In just 3–4 minutes, catch up on the innovations reshaping drug discovery and biomedical research. We are delivering fresh insights to your inbox on the second Tuesday of each month, so you can stay informed and inspired. Happy reading!
In today’s edition:
🧬 ML platform for gene-disease mapping licensed to AstraZeneca
🖥️ Eli Lilly builds AI supercomputing for end-to-end drug development
🧠 Google AI generates a cancer hypothesis – and it holds up in wet-lab validation
💡 Generative model designs antibodies de novo with cryo-EM validation
AstraZeneca Signs a $555M Deal with AlgenBio
AstraZeneca has licensed AlgenBrain, a machine-learning platform developed at UC Berkeley’s Jennifer Doudna Lab.

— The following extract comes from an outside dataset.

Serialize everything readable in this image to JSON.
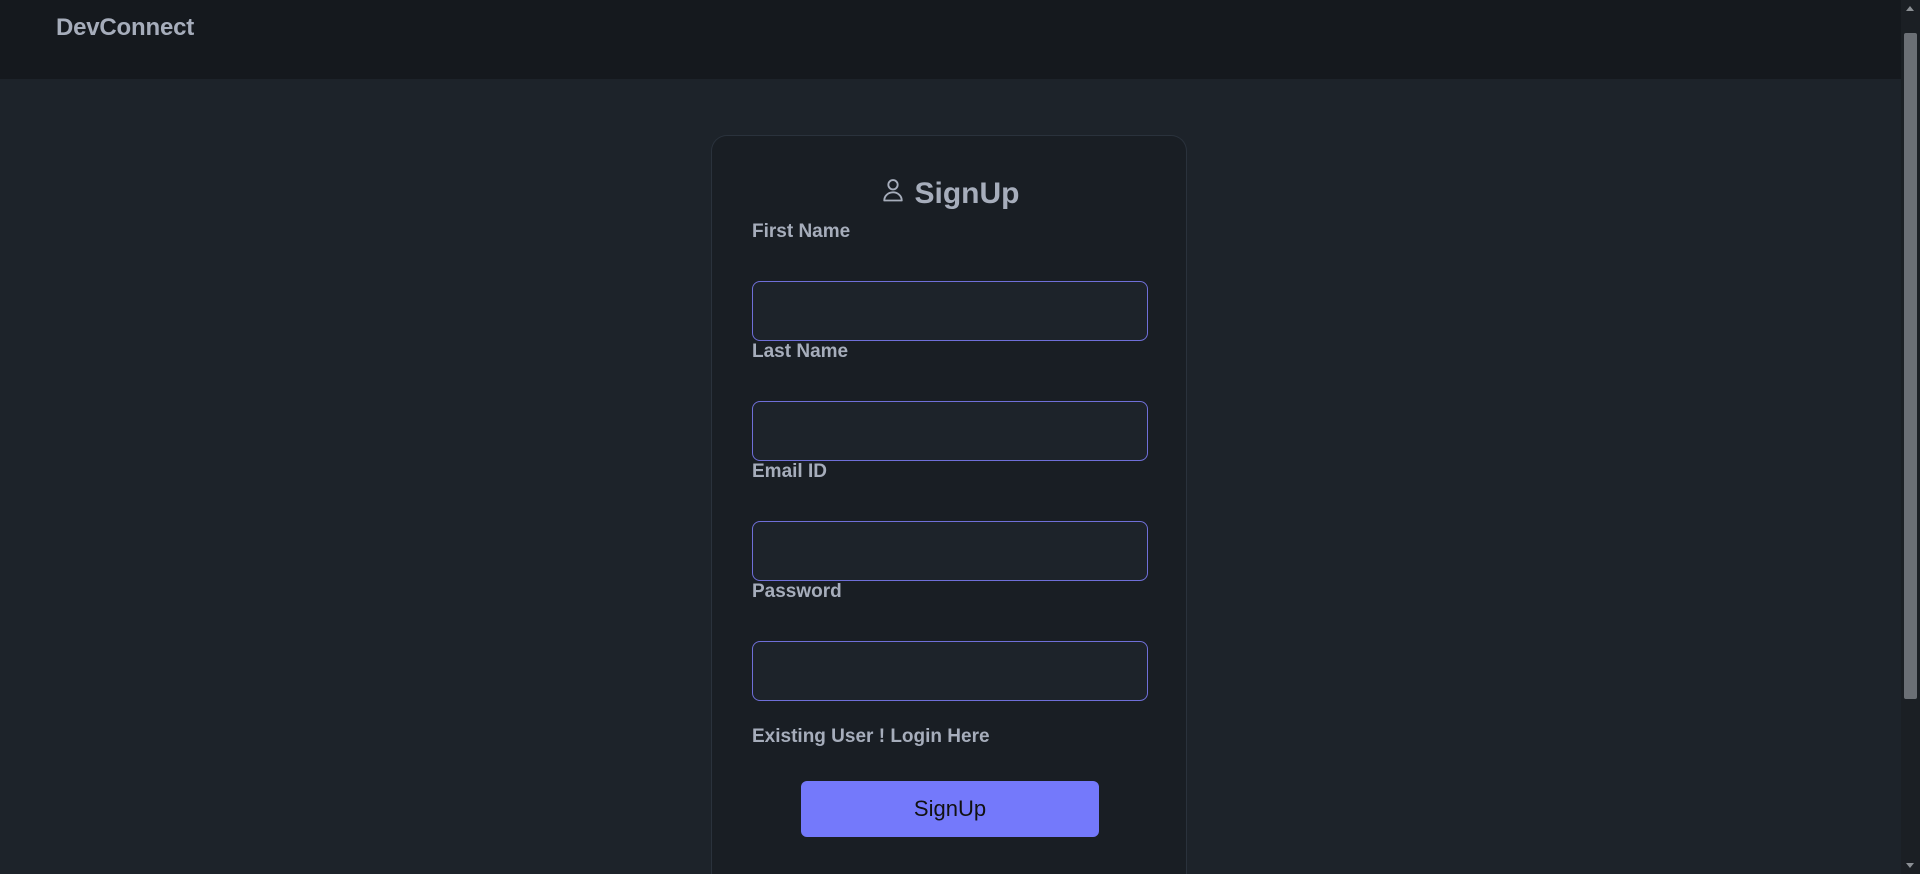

The system maps gene function to disease outcomes, offering a computational route to identifying novel targets in immune-related disorders.
The agreement is valued at up to $555M, reflecting the strategic importance of AI-derived insights in target selection and early translational research.
AlgenBrain integrates large-scale perturbation data with ML models to uncover mechanistic relationships that are otherwise difficult to detect.
source: Reuters
Eli Lilly Builds an AI Supercomputing Infrastructure for End-to-End Drug Development
Eli Lilly is partnering with NVIDIA to deploy a DGX SuperPOD, built specifically to scale AI across discovery, development, manufacturing, and imaging workflows.
The system will allow Lilly to train models on millions of experimental outcomes, expanding the therapeutic search space far beyond conventional screening.
A subset of these models will be shared through Lilly TuneLab, a federated platform enabling biotechs to use Lilly-trained models without exposing proprietary data.
source: Reuters
AI Generates a Cancer Hypothesis – and It Gets Validated
Google’s foundation model C2S-Scale 27B, trained on more than a billion single-cell profiles, has generated a previously unknown hypothesis about tumor immune evasion.
The model predicted that silmitasertib could enhance immune recognition of “cold tumors,” a class of cancers typically resistant to immunotherapy.
Follow-up experiments in human cells validated the prediction – demonstrating that the model was not retrieving known patterns, but inferring mechanistic relationships from large-scale cellular data.
C2S-Scale interprets molecular signals as “cell sentences,” enabling it to reason across perturbation landscapes and propose biologically testable ideas.
source: ET Edge Insights
Designing Antibodies de Novo: RFantibody Opens a New Chapter for Biologics
A new Nature paper from the Institute for Protein Design introduces RFantibody, a generative AI model that designs antibody sequences de novo and predicts folding and binding prior to experimental testing.
Key results from the initial evaluation:
• Mid-nanomolar binding
• 4 out of 5 AI-designed antibodies matched predicted structures (validated with cryo-EM)
• Code released openly to support community-driven benchmarking and extension
The work demonstrates how antibody discovery may shift from empirical screening toward intentional, model-guided design, compressing early R&D timelines and increasing design precision.